How Asger Jorn Stole the Value-Form of Avant-garde Art
A lecture by Eric Alliez
Presented as part of the Joan Carlisle-Irving Lecture Series
This event is free and open to the public. Please join us for a reception following the talk.
“Détournement is a game born out of the capacity for devalorization. Only he who is able to devalorize can create new values,” we read in ‘Détourned Painting,’ in the context of an exhibition as aggressively ‘kitsch’ as can be: Twenty Paintings Modified by Asger Jorn (1959). But what is the relation between the critique of political economy delivered by Jorn in the form of ‘Value and Economy,’ published contemporaneously, and these paintings placed entirely under the sign of a vicious kick to the Greenbergian ass?
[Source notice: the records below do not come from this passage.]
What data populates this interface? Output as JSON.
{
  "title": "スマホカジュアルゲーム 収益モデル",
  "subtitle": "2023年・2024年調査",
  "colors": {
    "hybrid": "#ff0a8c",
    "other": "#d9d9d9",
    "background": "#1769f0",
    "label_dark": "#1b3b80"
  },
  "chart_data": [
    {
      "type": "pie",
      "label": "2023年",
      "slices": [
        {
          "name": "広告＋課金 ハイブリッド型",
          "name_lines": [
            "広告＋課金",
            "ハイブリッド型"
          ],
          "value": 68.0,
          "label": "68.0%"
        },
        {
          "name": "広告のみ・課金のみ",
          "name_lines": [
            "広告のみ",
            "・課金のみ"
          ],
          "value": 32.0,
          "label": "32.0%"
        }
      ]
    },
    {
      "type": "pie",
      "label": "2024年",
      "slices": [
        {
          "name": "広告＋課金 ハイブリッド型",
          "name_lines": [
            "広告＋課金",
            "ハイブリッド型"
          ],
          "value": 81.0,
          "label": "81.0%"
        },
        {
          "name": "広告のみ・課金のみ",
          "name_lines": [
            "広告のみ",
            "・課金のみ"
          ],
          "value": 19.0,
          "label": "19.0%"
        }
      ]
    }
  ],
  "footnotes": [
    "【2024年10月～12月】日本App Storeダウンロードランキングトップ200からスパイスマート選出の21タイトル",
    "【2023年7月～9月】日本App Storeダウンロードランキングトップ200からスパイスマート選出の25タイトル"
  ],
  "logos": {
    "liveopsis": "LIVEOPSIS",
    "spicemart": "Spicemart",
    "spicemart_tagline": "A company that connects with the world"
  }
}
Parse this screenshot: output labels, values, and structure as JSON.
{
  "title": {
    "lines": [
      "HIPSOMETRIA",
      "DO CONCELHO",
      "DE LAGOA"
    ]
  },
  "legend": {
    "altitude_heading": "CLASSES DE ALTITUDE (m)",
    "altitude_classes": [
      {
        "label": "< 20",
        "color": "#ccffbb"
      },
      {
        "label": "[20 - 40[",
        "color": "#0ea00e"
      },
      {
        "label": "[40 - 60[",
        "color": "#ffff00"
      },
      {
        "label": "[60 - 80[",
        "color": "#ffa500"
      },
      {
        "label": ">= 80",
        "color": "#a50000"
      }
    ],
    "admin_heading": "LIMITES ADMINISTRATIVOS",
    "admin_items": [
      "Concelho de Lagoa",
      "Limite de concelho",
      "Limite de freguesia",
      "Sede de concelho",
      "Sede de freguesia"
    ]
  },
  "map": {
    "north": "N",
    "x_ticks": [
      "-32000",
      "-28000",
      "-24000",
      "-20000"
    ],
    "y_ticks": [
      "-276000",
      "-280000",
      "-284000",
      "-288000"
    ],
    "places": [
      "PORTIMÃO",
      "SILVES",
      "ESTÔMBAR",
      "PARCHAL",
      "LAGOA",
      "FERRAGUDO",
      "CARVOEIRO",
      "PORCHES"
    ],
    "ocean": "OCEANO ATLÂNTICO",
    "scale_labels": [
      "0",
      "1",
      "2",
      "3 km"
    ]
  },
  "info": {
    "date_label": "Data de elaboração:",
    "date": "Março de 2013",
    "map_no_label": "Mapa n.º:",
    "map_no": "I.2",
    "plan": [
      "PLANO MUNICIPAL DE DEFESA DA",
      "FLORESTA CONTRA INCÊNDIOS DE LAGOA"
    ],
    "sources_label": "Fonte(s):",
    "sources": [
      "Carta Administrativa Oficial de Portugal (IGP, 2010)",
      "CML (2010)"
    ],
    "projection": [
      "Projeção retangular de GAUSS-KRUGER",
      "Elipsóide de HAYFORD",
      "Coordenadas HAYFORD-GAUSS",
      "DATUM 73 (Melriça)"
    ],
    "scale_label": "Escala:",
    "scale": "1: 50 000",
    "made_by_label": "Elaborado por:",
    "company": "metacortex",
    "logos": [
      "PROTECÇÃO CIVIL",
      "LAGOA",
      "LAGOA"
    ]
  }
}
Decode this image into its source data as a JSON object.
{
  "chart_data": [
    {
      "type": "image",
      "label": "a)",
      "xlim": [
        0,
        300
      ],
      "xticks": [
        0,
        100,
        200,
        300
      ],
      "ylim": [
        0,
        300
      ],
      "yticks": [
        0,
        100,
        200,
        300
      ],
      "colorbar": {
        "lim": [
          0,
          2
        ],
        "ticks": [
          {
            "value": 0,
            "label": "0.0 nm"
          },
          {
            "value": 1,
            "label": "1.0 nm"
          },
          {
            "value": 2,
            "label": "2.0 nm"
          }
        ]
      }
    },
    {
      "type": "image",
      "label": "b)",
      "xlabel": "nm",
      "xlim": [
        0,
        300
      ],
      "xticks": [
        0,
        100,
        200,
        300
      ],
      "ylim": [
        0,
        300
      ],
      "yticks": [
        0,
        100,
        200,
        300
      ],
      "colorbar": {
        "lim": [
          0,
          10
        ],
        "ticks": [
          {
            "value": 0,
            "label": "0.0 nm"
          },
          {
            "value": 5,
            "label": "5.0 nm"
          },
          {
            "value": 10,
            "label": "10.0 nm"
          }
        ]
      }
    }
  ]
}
This question will project us at the heart of the Jorn-Debord dispositif, before and beyond the scission between “artists” and “revolutionaries” to problematize the situationist moment — and Situationism itself — in relation to the present. This talk will settle accounts with the ‘aesthetic delicatessen’ of the artwork whereby Jorn appropriates not so much the ‘détournement of painting’ as ‘painting détourned’ by the action of its devalorization in a situationism that is not at all circumstantial.
Eric Alliez (b. 1957), philosopher, is a Professor at University of Paris 8 and at the Centre for Research in Modern European Philosophy, Kingston University (London). He has been visiting professor in many universities worldwide. He is author of Capital Times, The Signature of the World: Or, What is Deleuze and Guattari’s Philosophy?, The Brain-Eye: New Histories of Modern Painting, and Wars and Capital, with Maurizio Lazzarato (Semiotext(e)), and coeditor of The Guattari Effect, and Spheres of Action: Art and Politics (MIT Press).